Our conversation then continued to rotate around random idiocy, the mundane of our daily lives and how Jacob fit into it. She was nice and never pushy, and just generally interested in the evolution of Jacob's life since she last spoke to him. In return, I tried to make her feel as comfortable as possible, even upping my friendly quotient to the brink of annoying. As awkward of a situation as it was for me, my heart went out to her. What a random thing to have happen to her on a Tuesday night! She was just rounding out the end of her day when her past waltzed through the door looking to be pampered. Not only was she under pressure not to fuck up my hair, she was under pressure not to fuck up Mer's hair too! I've been in her position before and it is....interesting. I'll just say that niceness is very much appreciated.
When I told Jacob what went down at the spa, he was surprised, and a little bit of the anger he felts towards her long ago bubbled to the surface. We were always hesitant to talk with each other about past relationships because it made us squirm to even entertain the idea, but we ended up having a mature discussion about our pasts (well, his more than mine). It is inevitable when it just comes screaming in to your present. And it made me realize the reason we walk on eggshells around each other: all of our previous relationships went down in drama-soaked balls of fire, only to breed a certain level of hatred and contempt for certain people, or others who remind us of those certain people. There is not a second of the day when Jacob and I aren't completely thankful for finding each other and having the opportunity to create a life together; we never want our relationship to even come close to imploding so there is a high level of over-compensating that ends up happening. But - as the super-aware person that I am - I have noticed this starting to wane as we continue to be together; it's all part of us getting to know each other.

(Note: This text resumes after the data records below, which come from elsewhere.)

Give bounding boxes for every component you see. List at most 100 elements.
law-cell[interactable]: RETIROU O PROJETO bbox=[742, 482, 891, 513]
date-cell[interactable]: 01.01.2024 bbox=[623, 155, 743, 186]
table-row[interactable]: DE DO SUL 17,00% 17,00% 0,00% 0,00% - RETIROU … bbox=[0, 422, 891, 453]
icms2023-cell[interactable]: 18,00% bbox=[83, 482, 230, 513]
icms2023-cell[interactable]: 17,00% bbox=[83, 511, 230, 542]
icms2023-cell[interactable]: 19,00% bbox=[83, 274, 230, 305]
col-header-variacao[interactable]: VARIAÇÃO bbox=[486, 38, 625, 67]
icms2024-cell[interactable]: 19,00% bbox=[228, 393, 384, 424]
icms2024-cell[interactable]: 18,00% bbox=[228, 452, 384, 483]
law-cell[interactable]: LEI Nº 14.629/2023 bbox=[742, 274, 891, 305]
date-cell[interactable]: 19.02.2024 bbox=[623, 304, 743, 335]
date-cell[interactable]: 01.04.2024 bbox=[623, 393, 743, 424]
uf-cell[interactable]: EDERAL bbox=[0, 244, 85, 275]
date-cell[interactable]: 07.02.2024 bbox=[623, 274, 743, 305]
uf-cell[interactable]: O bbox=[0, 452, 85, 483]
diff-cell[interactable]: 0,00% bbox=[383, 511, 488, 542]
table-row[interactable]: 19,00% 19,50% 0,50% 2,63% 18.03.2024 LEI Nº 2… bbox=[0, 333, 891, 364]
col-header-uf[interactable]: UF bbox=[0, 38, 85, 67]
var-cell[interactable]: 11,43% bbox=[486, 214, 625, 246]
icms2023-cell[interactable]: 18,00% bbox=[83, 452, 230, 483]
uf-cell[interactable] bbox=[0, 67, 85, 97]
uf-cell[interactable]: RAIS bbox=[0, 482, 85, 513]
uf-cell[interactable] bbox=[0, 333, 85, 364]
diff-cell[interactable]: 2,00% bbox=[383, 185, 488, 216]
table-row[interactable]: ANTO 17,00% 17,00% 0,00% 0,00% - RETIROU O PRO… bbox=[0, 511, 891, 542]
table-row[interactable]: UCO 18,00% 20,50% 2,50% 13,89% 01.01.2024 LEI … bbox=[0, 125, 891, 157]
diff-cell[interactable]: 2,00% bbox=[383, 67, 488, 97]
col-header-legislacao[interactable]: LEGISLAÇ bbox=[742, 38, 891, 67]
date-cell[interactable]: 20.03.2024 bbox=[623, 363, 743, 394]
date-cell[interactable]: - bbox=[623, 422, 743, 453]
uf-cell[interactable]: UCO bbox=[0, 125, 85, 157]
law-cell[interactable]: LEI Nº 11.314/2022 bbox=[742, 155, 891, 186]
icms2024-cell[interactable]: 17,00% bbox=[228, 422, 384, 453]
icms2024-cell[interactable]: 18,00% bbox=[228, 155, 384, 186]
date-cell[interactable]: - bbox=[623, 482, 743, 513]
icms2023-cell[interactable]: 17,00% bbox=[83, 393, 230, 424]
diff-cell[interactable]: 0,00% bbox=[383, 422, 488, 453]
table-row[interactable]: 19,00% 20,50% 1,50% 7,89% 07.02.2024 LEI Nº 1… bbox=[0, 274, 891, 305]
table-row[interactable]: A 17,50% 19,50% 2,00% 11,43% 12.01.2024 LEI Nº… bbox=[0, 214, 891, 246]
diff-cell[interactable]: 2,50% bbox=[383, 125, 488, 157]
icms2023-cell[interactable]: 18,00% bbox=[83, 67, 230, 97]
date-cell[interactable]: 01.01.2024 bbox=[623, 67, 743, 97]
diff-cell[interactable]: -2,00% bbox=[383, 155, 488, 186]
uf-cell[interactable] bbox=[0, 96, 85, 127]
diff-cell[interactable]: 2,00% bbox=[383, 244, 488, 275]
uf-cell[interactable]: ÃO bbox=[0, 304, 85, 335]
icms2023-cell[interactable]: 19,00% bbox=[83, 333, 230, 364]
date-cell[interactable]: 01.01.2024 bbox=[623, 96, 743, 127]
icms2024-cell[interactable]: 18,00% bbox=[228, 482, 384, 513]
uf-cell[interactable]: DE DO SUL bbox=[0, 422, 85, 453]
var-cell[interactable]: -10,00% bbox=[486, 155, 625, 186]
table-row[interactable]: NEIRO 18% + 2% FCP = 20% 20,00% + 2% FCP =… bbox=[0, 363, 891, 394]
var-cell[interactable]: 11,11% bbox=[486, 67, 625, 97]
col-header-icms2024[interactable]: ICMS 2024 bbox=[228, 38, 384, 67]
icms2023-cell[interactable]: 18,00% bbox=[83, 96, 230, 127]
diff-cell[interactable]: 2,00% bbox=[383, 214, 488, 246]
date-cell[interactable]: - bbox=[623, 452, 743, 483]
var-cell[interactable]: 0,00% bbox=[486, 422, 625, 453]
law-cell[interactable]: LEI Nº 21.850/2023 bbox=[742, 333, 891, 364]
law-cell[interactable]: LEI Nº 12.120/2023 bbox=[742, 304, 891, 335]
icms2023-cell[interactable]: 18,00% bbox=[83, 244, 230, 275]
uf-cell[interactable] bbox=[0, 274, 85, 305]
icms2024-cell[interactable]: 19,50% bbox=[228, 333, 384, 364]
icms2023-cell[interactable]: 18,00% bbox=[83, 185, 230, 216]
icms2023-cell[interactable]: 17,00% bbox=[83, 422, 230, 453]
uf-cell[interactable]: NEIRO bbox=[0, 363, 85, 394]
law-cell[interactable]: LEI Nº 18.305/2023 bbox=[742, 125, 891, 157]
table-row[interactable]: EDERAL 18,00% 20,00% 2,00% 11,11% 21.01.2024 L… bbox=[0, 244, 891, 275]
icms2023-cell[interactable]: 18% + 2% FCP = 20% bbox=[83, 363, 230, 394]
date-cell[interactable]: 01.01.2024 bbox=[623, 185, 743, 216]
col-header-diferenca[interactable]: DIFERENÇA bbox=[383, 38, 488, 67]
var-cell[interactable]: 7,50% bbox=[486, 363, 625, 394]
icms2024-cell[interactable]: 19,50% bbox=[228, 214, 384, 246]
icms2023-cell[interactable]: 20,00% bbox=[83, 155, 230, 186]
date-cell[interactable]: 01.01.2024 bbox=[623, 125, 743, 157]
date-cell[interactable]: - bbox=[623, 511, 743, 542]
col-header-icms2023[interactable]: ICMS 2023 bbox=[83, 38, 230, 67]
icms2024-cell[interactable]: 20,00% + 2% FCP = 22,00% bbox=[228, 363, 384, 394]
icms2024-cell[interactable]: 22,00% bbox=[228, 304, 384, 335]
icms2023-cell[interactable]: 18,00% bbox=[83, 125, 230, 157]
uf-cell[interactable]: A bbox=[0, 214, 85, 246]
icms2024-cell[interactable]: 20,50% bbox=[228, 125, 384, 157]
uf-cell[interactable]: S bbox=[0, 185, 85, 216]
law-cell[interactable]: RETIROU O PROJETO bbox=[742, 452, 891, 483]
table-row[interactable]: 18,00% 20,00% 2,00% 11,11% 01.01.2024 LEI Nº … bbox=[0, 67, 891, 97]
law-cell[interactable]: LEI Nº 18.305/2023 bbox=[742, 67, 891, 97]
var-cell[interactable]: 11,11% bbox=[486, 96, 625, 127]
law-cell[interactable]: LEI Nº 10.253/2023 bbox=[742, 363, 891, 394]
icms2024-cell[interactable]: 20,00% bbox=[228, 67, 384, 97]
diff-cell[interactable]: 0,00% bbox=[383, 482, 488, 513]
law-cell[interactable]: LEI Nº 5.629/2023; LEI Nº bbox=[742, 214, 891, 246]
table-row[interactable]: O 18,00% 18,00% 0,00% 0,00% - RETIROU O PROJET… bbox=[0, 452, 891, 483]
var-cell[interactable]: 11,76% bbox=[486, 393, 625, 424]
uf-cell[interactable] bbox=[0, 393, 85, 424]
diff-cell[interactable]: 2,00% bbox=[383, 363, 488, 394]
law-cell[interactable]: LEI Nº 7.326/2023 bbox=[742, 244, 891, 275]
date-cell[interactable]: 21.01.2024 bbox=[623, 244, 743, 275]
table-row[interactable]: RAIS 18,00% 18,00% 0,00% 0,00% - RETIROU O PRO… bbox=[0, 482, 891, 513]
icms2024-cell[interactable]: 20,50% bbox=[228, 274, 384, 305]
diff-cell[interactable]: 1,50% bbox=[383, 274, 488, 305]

She told me she had some things of his and wanted to give them to me the next time I was in, nothing major, simply some photographs of high school days (and not necessarily of the two of them), the spare key to the Honda, and a set of snow tires. Her main concern was getting these items to him - through me - and that he was happy. She expressed on more than one occasion that she was glad to know he was happy and plodding through life. She seemed happy as well, albeit very busy, with 3 jobs, working towards two degrees, and children of her own.
The world is a very strange and small place, and it enjoys proving it to us when we least expect it. We have loved each other since Kindergarten and I thank every God in the universe that I'm the fortunate one to snag him. So I'll just keep on writing and just brace for whatever happens next.
P.S. She did a fantastic job on our hair! :-) (I wanted to post a pic, but I can't seem to find it and am afraid I might have accidentally deleted it.)